The reaction was instant and profoundly satisfying. Ray’s casual posture vanished; he straightened as if pulled by a string, his eyes widening a fraction before narrowing into slits of pure, focused intensity. Ann froze, the spoon halfway to her parted lips, her impassive mask cracking to reveal stark surprise. Ace’s breath caught audibly; his previously suspicious glare transformed into one of shocked comprehension. The look on their faces—the dawning realization that a tool of immense power had been sitting in a stuffed toy under their noses—was better than any sweet pudding.
"Elemental mana stone?" Ovelia asked, her curiosity cutting through the tense silence. She was always drawn to new knowledge, a spark in the darkness.
I nodded, the motion curt. "I’ll explain that soon, but not now," I said, my tone leaving no room for argument. Almost instinctively, I reached over and patted her head twice. Her hair was soft under my palm. Beside her, the jealous mutt’s gaze could have curdled milk. I offered him a bland, infuriating smile.
Ovelia suddenly reached up and grabbed my wrist, not harshly, but firmly. "I’m not a child, you know," she said, a faint pout on her lips, though the slight upward tilt at their corners betrayed her secret pleasure at the gesture.
Oh, now she’s acting like an adult. But the truth was clear in her eyes. She liked it. She liked the casual, protective contact. The realization sent a weird, warm flicker through my chest, which I immediately shooed away like an annoying fly.
I heard it then—a low, barely audible rumble, like distant thunder. Ace’s growl. The sound was deep, possessive, and vibrated through the floorboards.
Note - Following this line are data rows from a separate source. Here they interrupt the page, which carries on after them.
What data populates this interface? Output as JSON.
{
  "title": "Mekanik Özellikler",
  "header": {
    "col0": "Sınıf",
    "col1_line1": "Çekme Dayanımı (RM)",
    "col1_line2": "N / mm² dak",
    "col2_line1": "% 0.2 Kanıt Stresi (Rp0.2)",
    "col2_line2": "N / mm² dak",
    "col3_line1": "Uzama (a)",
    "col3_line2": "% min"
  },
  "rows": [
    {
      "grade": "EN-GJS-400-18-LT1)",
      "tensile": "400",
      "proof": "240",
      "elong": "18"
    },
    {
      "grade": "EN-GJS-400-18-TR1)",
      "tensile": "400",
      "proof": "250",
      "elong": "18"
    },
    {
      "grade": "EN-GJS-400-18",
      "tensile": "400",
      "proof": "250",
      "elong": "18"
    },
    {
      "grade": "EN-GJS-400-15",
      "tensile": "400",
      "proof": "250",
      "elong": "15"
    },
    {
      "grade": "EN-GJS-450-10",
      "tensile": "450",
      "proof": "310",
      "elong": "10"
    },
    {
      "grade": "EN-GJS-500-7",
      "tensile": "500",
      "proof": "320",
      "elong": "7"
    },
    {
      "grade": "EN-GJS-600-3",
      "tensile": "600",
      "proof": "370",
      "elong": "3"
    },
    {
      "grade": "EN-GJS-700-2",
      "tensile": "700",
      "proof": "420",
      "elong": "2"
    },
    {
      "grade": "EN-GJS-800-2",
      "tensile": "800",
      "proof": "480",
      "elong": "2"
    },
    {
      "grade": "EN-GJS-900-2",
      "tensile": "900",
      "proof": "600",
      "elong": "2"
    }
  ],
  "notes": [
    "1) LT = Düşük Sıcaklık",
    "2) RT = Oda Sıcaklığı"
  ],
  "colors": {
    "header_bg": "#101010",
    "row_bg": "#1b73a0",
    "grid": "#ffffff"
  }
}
His jealousy was a dark, satisfying thrum in my ears. I slowly, deliberately, removed my hand from Ovelia’s head.
I leaned back in my chair, the wooden frame creaking, and let the atmosphere settle back into one of serious inquiry. The stone rested heavily in my other hand, its secret weight the center of all our attention.
"Now," I said, all trace of teasing gone, my voice serious and low. "Let’s return to your questions."